I’ve been reading about comp plans for sellers. They are a huge challenge. A recent report cited: 97%* of leaders think there are challenges with their comp plans. 91% of organizations failed to hit goal, yet only 31% of them felt the quotas were unrealistic. 78% find their comp plans difficult to understand. And only 1% of RevOps and 12% of Finance leaders believe comp plans are aligned with overall company goals.
Yet despite all of this, the primary lever managers use to drive performance is comp–and I suspect that’s why we see the data above.
I have to confess, I made that mistake at one point in my career. We had the idea that we would develop a comp plan that would both motivate sellers to do more; focus them on our strategic initiatives; drive new customer acquisition; assure their efforts were balanced across the entire product portfolio; drove key account growth; and a few other things.

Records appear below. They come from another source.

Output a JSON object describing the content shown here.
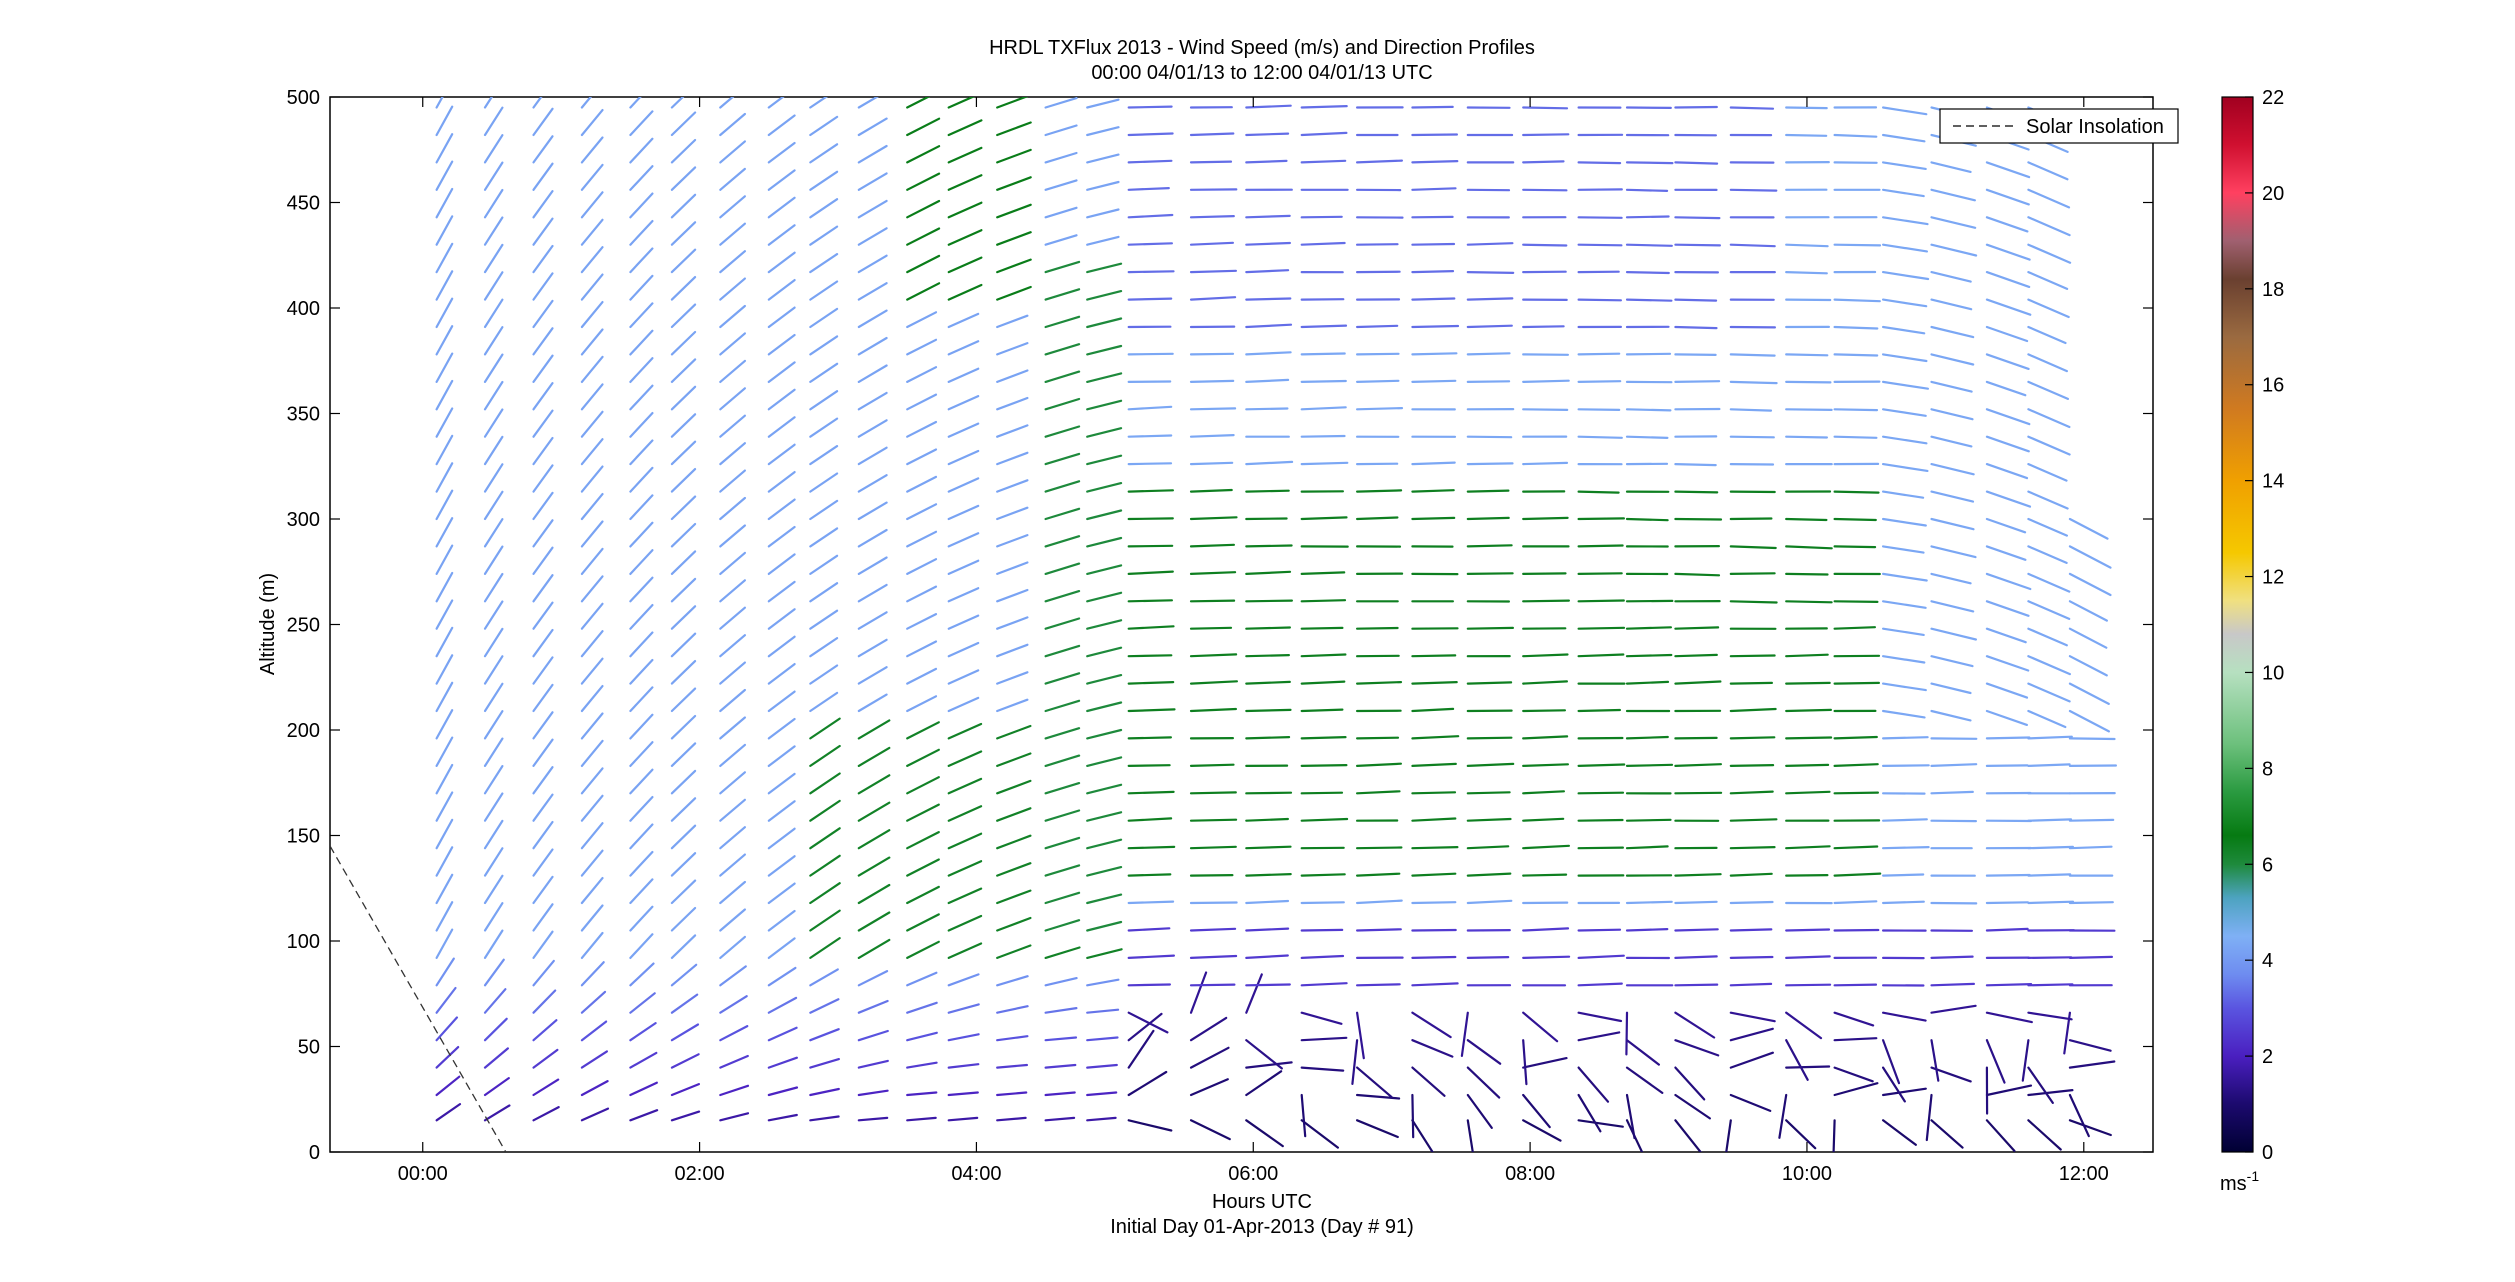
{
  "chart_data": {
    "type": "quiver",
    "title": "HRDL TXFlux 2013 - Wind Speed (m/s) and Direction Profiles",
    "subtitle": "00:00 04/01/13 to 12:00 04/01/13  UTC",
    "xlabel": "Hours UTC",
    "xlabel2": "Initial Day 01-Apr-2013 (Day # 91)",
    "ylabel": "Altitude (m)",
    "xlim_hours": [
      -0.67,
      12.5
    ],
    "ylim": [
      0,
      500
    ],
    "xticks": [
      {
        "value": 0,
        "label": "00:00"
      },
      {
        "value": 2,
        "label": "02:00"
      },
      {
        "value": 4,
        "label": "04:00"
      },
      {
        "value": 6,
        "label": "06:00"
      },
      {
        "value": 8,
        "label": "08:00"
      },
      {
        "value": 10,
        "label": "10:00"
      },
      {
        "value": 12,
        "label": "12:00"
      }
    ],
    "yticks": [
      0,
      50,
      100,
      150,
      200,
      250,
      300,
      350,
      400,
      450,
      500
    ],
    "colorbar": {
      "min": 0,
      "max": 22,
      "ticks": [
        0,
        2,
        4,
        6,
        8,
        10,
        12,
        14,
        16,
        18,
        20,
        22
      ],
      "unit_label": "ms",
      "unit_exponent": "-1"
    },
    "legend": {
      "label": "Solar Insolation",
      "position": "top-right"
    },
    "solar_insolation_line": {
      "x": [
        -0.67,
        0.6
      ],
      "y": [
        145,
        0
      ]
    },
    "profile_times_hours": [
      0.1,
      0.45,
      0.8,
      1.15,
      1.5,
      1.8,
      2.15,
      2.5,
      2.8,
      3.15,
      3.5,
      3.8,
      4.15,
      4.5,
      4.8,
      5.1,
      5.55,
      5.95,
      6.35,
      6.75,
      7.15,
      7.55,
      7.95,
      8.35,
      8.7,
      9.05,
      9.45,
      9.85,
      10.2,
      10.55,
      10.9,
      11.3,
      11.6,
      11.9
    ],
    "altitudes_m": [
      15,
      27,
      40,
      53,
      66,
      79,
      92,
      105,
      118,
      131,
      144,
      157,
      170,
      183,
      196,
      209,
      222,
      235,
      248,
      261,
      274,
      287,
      300,
      313,
      326,
      339,
      352,
      365,
      378,
      391,
      404,
      417,
      430,
      443,
      456,
      469,
      482,
      495
    ],
    "field_description": {
      "direction_from_deg_by_period": {
        "00:00-05:00": 200,
        "05:00-12:00": 270
      },
      "speed_ms_range": [
        0.5,
        8
      ]
    }
  }
}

In hindsight, to understand the plan, you had to have PhDs in statistics and behavioral analysis. And, as you would expect, sellers were confused. Instead of being focused on the plan, they gave up, focusing on hitting their numbers, whatever way they could, ignoring the “guidance” we were providing through the comp plan design.
It was a massive failure. And while I have always kept comp plans constant through a fiscal year, this time we had to abandon it in the second quarter, dramatically simplifying the plan. In the end it focused on hitting revenue goals, and balanced performance.
But we didn’t abandon our other initiatives. We just realized it was inappropriate to put all of these into the comp plan. We recognized, it was more appropriate to put the other performance focus areas into something else—the performance plan. We included goals–some quantifiable and some directional, into the performance plans. And as managers coached their people, they reviewed performance against these criteria, making sure people were doing their best on all elements, and coaching them in areas where they weren’t meeting performance objectives.
We forget, we have multiple tools to drive performance. The comp plan is only one of those. Performance plans, development plans and other areas provide us the capability to drive performance in ways that are much simpler for both managers and sellers to understand. And much simpler to implement.
For example, if we have a new customer acquisition goal, let’s put that goal as a performance objective. When we do pipeline reviews, we look at the number of net new customers that are added to the pipeline, coaching people on how to hit their goals. If we have account growth goals, we put an objective in the performance plan. We look at the account plans to see of they are focused on how we achieve those goals, we look at pipelines to make sure we are pursuing opportunities that support the account growth goals.
The good news about this, is that it both simplifies comp plans, but it is much more proactive. Comp attainment is a historical view, we don’t know whether we are achieving our goals until long after everything has happened. As a result, we don’t have the ability to take proactive action that enables the seller to more appropriately achieve their goals.
As leaders and coaches, we are most effective in helping our people achieve the highest levels of performance, when we leverage all the tools at our disposal, using the most impactful tool to achieve our goals.